Les médecins référèrent cette conversation à Swami, disant que le père
refusait de prendre en charge les frais médicaux de sa fille. Swami fondit
littéralement. Il donna immédiatement aux médecins l'ordre de prendre tous les
frais à charge de l'hôpital. " Envoyez chaque mois deux cents roupies à cette
petite.

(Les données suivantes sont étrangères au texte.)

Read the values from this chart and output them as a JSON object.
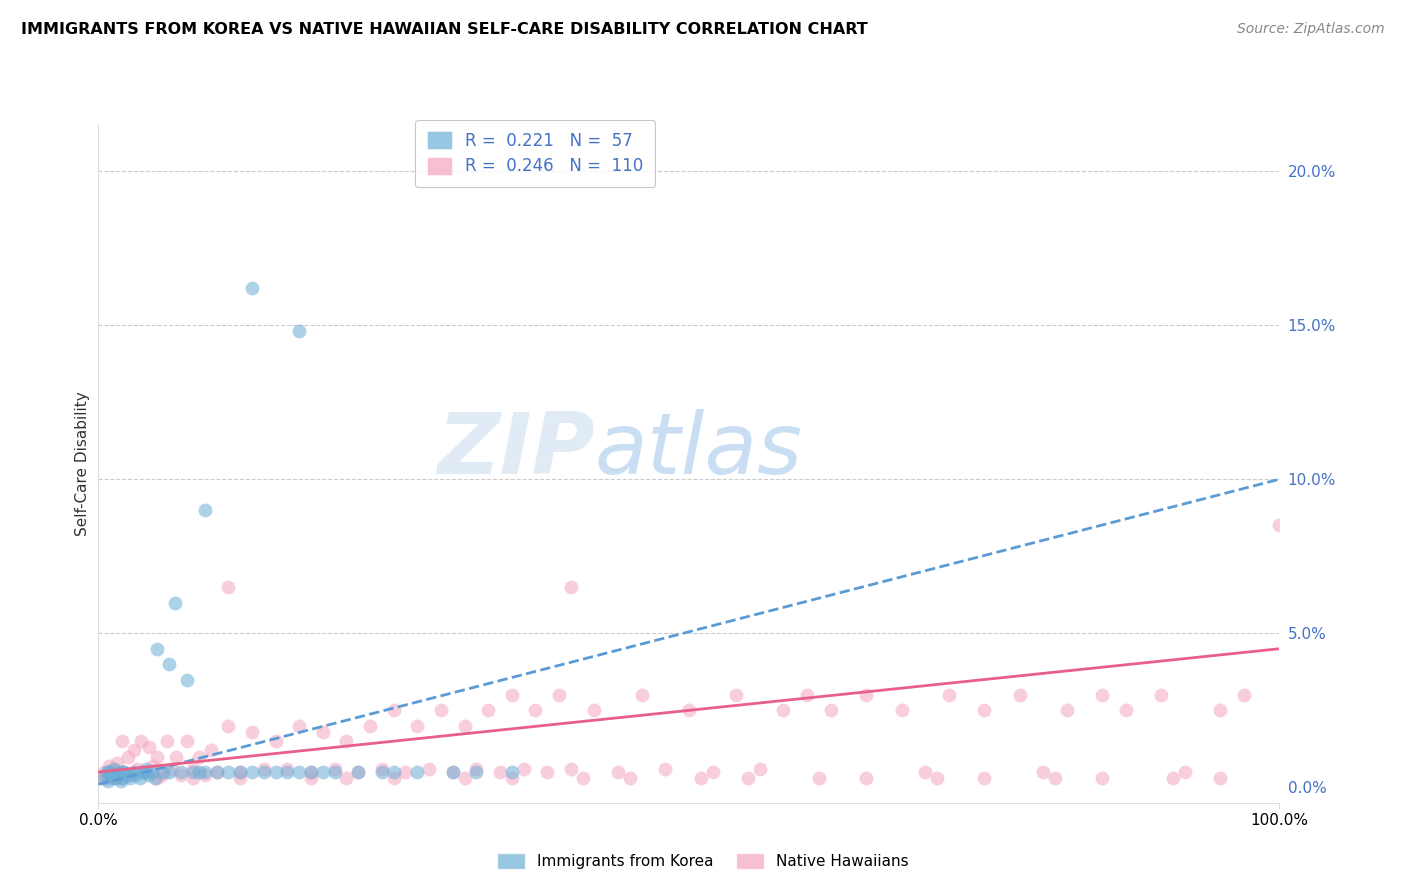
{
  "title": "IMMIGRANTS FROM KOREA VS NATIVE HAWAIIAN SELF-CARE DISABILITY CORRELATION CHART",
  "source": "Source: ZipAtlas.com",
  "ylabel": "Self-Care Disability",
  "yticks": [
    0.0,
    0.05,
    0.1,
    0.15,
    0.2
  ],
  "ytick_labels": [
    "0.0%",
    "5.0%",
    "10.0%",
    "15.0%",
    "20.0%"
  ],
  "xtick_labels": [
    "0.0%",
    "100.0%"
  ],
  "xlim": [
    0.0,
    1.0
  ],
  "ylim": [
    -0.005,
    0.215
  ],
  "blue_color": "#6baed6",
  "pink_color": "#f4a6c0",
  "pink_line_color": "#e8608a",
  "blue_line_color": "#5b9bd5",
  "watermark_zip": "ZIP",
  "watermark_atlas": "atlas",
  "legend_R1": "R =  0.221",
  "legend_N1": "N =  57",
  "legend_R2": "R =  0.246",
  "legend_N2": "N =  110",
  "legend1_label": "Immigrants from Korea",
  "legend2_label": "Native Hawaiians",
  "blue_line_x0": 0.0,
  "blue_line_y0": 0.001,
  "blue_line_x1": 1.0,
  "blue_line_y1": 0.1,
  "pink_line_x0": 0.0,
  "pink_line_y0": 0.005,
  "pink_line_x1": 1.0,
  "pink_line_y1": 0.045,
  "blue_scatter_x": [
    0.005,
    0.007,
    0.008,
    0.01,
    0.012,
    0.013,
    0.015,
    0.016,
    0.018,
    0.019,
    0.02,
    0.022,
    0.025,
    0.027,
    0.03,
    0.032,
    0.035,
    0.038,
    0.04,
    0.042,
    0.045,
    0.048,
    0.05,
    0.055,
    0.06,
    0.065,
    0.07,
    0.075,
    0.08,
    0.085,
    0.09,
    0.1,
    0.11,
    0.12,
    0.13,
    0.14,
    0.15,
    0.16,
    0.17,
    0.18,
    0.19,
    0.2,
    0.22,
    0.24,
    0.25,
    0.27,
    0.3,
    0.32,
    0.35,
    0.17,
    0.13,
    0.09,
    0.06,
    0.04,
    0.02,
    0.01,
    0.008
  ],
  "blue_scatter_y": [
    0.003,
    0.005,
    0.002,
    0.004,
    0.003,
    0.006,
    0.003,
    0.004,
    0.005,
    0.002,
    0.003,
    0.005,
    0.004,
    0.003,
    0.005,
    0.004,
    0.003,
    0.005,
    0.006,
    0.004,
    0.005,
    0.003,
    0.045,
    0.005,
    0.04,
    0.06,
    0.005,
    0.035,
    0.005,
    0.005,
    0.09,
    0.005,
    0.005,
    0.005,
    0.005,
    0.005,
    0.005,
    0.005,
    0.005,
    0.005,
    0.005,
    0.005,
    0.005,
    0.005,
    0.005,
    0.005,
    0.005,
    0.005,
    0.005,
    0.148,
    0.162,
    0.005,
    0.005,
    0.005,
    0.005,
    0.005,
    0.005
  ],
  "pink_scatter_x": [
    0.003,
    0.005,
    0.007,
    0.009,
    0.01,
    0.012,
    0.014,
    0.016,
    0.018,
    0.02,
    0.022,
    0.025,
    0.028,
    0.03,
    0.033,
    0.036,
    0.04,
    0.043,
    0.046,
    0.05,
    0.054,
    0.058,
    0.062,
    0.066,
    0.07,
    0.075,
    0.08,
    0.085,
    0.09,
    0.095,
    0.1,
    0.11,
    0.12,
    0.13,
    0.14,
    0.15,
    0.16,
    0.17,
    0.18,
    0.19,
    0.2,
    0.21,
    0.22,
    0.23,
    0.24,
    0.25,
    0.26,
    0.27,
    0.28,
    0.29,
    0.3,
    0.31,
    0.32,
    0.33,
    0.34,
    0.35,
    0.36,
    0.37,
    0.38,
    0.39,
    0.4,
    0.42,
    0.44,
    0.46,
    0.48,
    0.5,
    0.52,
    0.54,
    0.56,
    0.58,
    0.6,
    0.62,
    0.65,
    0.68,
    0.7,
    0.72,
    0.75,
    0.78,
    0.8,
    0.82,
    0.85,
    0.87,
    0.9,
    0.92,
    0.95,
    0.97,
    1.0,
    0.02,
    0.05,
    0.08,
    0.12,
    0.18,
    0.25,
    0.35,
    0.45,
    0.55,
    0.65,
    0.75,
    0.85,
    0.95,
    0.11,
    0.21,
    0.31,
    0.41,
    0.51,
    0.61,
    0.71,
    0.81,
    0.91,
    0.4
  ],
  "pink_scatter_y": [
    0.003,
    0.005,
    0.003,
    0.007,
    0.004,
    0.006,
    0.003,
    0.008,
    0.004,
    0.015,
    0.005,
    0.01,
    0.004,
    0.012,
    0.006,
    0.015,
    0.005,
    0.013,
    0.007,
    0.01,
    0.004,
    0.015,
    0.006,
    0.01,
    0.004,
    0.015,
    0.006,
    0.01,
    0.004,
    0.012,
    0.005,
    0.02,
    0.005,
    0.018,
    0.006,
    0.015,
    0.006,
    0.02,
    0.005,
    0.018,
    0.006,
    0.015,
    0.005,
    0.02,
    0.006,
    0.025,
    0.005,
    0.02,
    0.006,
    0.025,
    0.005,
    0.02,
    0.006,
    0.025,
    0.005,
    0.03,
    0.006,
    0.025,
    0.005,
    0.03,
    0.006,
    0.025,
    0.005,
    0.03,
    0.006,
    0.025,
    0.005,
    0.03,
    0.006,
    0.025,
    0.03,
    0.025,
    0.03,
    0.025,
    0.005,
    0.03,
    0.025,
    0.03,
    0.005,
    0.025,
    0.03,
    0.025,
    0.03,
    0.005,
    0.025,
    0.03,
    0.085,
    0.003,
    0.003,
    0.003,
    0.003,
    0.003,
    0.003,
    0.003,
    0.003,
    0.003,
    0.003,
    0.003,
    0.003,
    0.003,
    0.065,
    0.003,
    0.003,
    0.003,
    0.003,
    0.003,
    0.003,
    0.003,
    0.003,
    0.065
  ]
}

Et non seulement à elle, mais dites à tout patient dans
l'impossibilité d'affronter les frais médicaux post-opératoires, que nous les
leur payerons entièrement. "
Je ne crois pas qu'il existe au monde un autre hôpital de ce type où, non
seulement on opère gratuitement, mais on donne également la nourriture et même
les médicaments pendant deux ans !!
Ce jeune homme mentionna un autre miracle. Un homme vint de la frontière
pakistanaise ; il souffrait de problèmes cardiaques. Là, à la frontière, à
Ladhak, quelqu'un lui avait dit : " Allez à Puttaparthi ; là, tout est gratuit
(opération, frais d'hospitalisation et médicaments). Ne vous inquiétez pas,
vous allez chez Dieu. Il ne vous laissera jamais les mains vides. Vous
reviendrez certainement fort et en bonne santé. "

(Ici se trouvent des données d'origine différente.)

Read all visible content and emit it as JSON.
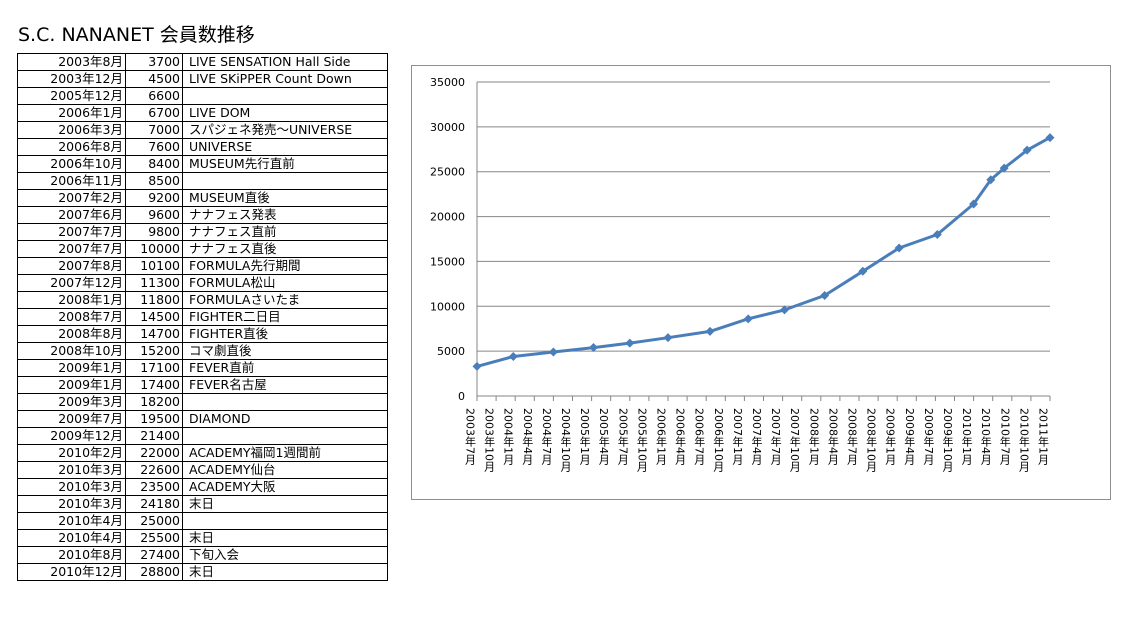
{
  "title": "S.C. NANANET 会員数推移",
  "table": {
    "rows": [
      {
        "date": "2003年8月",
        "members": "3700",
        "note": "LIVE SENSATION Hall Side"
      },
      {
        "date": "2003年12月",
        "members": "4500",
        "note": "LIVE SKiPPER Count Down"
      },
      {
        "date": "2005年12月",
        "members": "6600",
        "note": ""
      },
      {
        "date": "2006年1月",
        "members": "6700",
        "note": "LIVE DOM"
      },
      {
        "date": "2006年3月",
        "members": "7000",
        "note": "スパジェネ発売～UNIVERSE"
      },
      {
        "date": "2006年8月",
        "members": "7600",
        "note": "UNIVERSE"
      },
      {
        "date": "2006年10月",
        "members": "8400",
        "note": "MUSEUM先行直前"
      },
      {
        "date": "2006年11月",
        "members": "8500",
        "note": ""
      },
      {
        "date": "2007年2月",
        "members": "9200",
        "note": "MUSEUM直後"
      },
      {
        "date": "2007年6月",
        "members": "9600",
        "note": "ナナフェス発表"
      },
      {
        "date": "2007年7月",
        "members": "9800",
        "note": "ナナフェス直前"
      },
      {
        "date": "2007年7月",
        "members": "10000",
        "note": "ナナフェス直後"
      },
      {
        "date": "2007年8月",
        "members": "10100",
        "note": "FORMULA先行期間"
      },
      {
        "date": "2007年12月",
        "members": "11300",
        "note": "FORMULA松山"
      },
      {
        "date": "2008年1月",
        "members": "11800",
        "note": "FORMULAさいたま"
      },
      {
        "date": "2008年7月",
        "members": "14500",
        "note": "FIGHTER二日目"
      },
      {
        "date": "2008年8月",
        "members": "14700",
        "note": "FIGHTER直後"
      },
      {
        "date": "2008年10月",
        "members": "15200",
        "note": "コマ劇直後"
      },
      {
        "date": "2009年1月",
        "members": "17100",
        "note": "FEVER直前"
      },
      {
        "date": "2009年1月",
        "members": "17400",
        "note": "FEVER名古屋"
      },
      {
        "date": "2009年3月",
        "members": "18200",
        "note": ""
      },
      {
        "date": "2009年7月",
        "members": "19500",
        "note": "DIAMOND"
      },
      {
        "date": "2009年12月",
        "members": "21400",
        "note": ""
      },
      {
        "date": "2010年2月",
        "members": "22000",
        "note": "ACADEMY福岡1週間前"
      },
      {
        "date": "2010年3月",
        "members": "22600",
        "note": "ACADEMY仙台"
      },
      {
        "date": "2010年3月",
        "members": "23500",
        "note": "ACADEMY大阪"
      },
      {
        "date": "2010年3月",
        "members": "24180",
        "note": "末日"
      },
      {
        "date": "2010年4月",
        "members": "25000",
        "note": ""
      },
      {
        "date": "2010年4月",
        "members": "25500",
        "note": "末日"
      },
      {
        "date": "2010年8月",
        "members": "27400",
        "note": "下旬入会"
      },
      {
        "date": "2010年12月",
        "members": "28800",
        "note": "末日"
      }
    ]
  },
  "chart_data": {
    "type": "line",
    "title": "",
    "xlabel": "",
    "ylabel": "",
    "ylim": [
      0,
      35000
    ],
    "yticks": [
      0,
      5000,
      10000,
      15000,
      20000,
      25000,
      30000,
      35000
    ],
    "grid": true,
    "legend": "none",
    "categories": [
      "2003年7月",
      "2003年10月",
      "2004年1月",
      "2004年4月",
      "2004年7月",
      "2004年10月",
      "2005年1月",
      "2005年4月",
      "2005年7月",
      "2005年10月",
      "2006年1月",
      "2006年4月",
      "2006年7月",
      "2006年10月",
      "2007年1月",
      "2007年4月",
      "2007年7月",
      "2007年10月",
      "2008年1月",
      "2008年4月",
      "2008年7月",
      "2008年10月",
      "2009年1月",
      "2009年4月",
      "2009年7月",
      "2009年10月",
      "2010年1月",
      "2010年4月",
      "2010年7月",
      "2010年10月",
      "2011年1月"
    ],
    "series": [
      {
        "name": "",
        "color": "#4a7ebb",
        "points": [
          {
            "index": 0,
            "value": 3300
          },
          {
            "index": 1.9,
            "value": 4400
          },
          {
            "index": 4.0,
            "value": 4900
          },
          {
            "index": 6.1,
            "value": 5400
          },
          {
            "index": 8.0,
            "value": 5900
          },
          {
            "index": 10.0,
            "value": 6500
          },
          {
            "index": 12.2,
            "value": 7200
          },
          {
            "index": 14.2,
            "value": 8600
          },
          {
            "index": 16.1,
            "value": 9600
          },
          {
            "index": 18.2,
            "value": 11200
          },
          {
            "index": 20.2,
            "value": 13900
          },
          {
            "index": 22.1,
            "value": 16500
          },
          {
            "index": 24.1,
            "value": 18000
          },
          {
            "index": 26.0,
            "value": 21400
          },
          {
            "index": 26.9,
            "value": 24100
          },
          {
            "index": 27.6,
            "value": 25400
          },
          {
            "index": 28.8,
            "value": 27400
          },
          {
            "index": 30.0,
            "value": 28800
          }
        ]
      }
    ],
    "accent_color": "#4a7ebb",
    "grid_color": "#868686"
  }
}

Cet homme vint donc ici, subit une opération et retourna chez lui,
complètement rétabli. Par gratitude et amour, il écrivit une lettre à Swami :
" Comment Vous exprimer ma gratitude, Swami ? Vous m'avez sauvé la vie. "
28 octobre 2002
Les étudiants devaient tous revenir de vacances ce jour-là, car le collège
reprenait les leçons à partir du 29. (Plusieurs étudiants étaient restés à
Puttaparthi pendant leurs vacances scolaires.) Swami appela le Directeur du
Collège de Whitefield et lui demanda : " Tous les garçons sont-ils revenus ? "
- (directeur) " Oui Swami, les trois cents élèves sont revenus. "
- (Baba) " Pourquoi bluffer ainsi ? Trois garçons ne sont pas encore revenus,
Je le sais ; pourquoi dire ce qui n'est pas ? "
- (directeur) " Excusez-moi, Swami, c'est vrai ! Trois élèves manquent à
l'appel. Pour quelle raison tardent-ils ? "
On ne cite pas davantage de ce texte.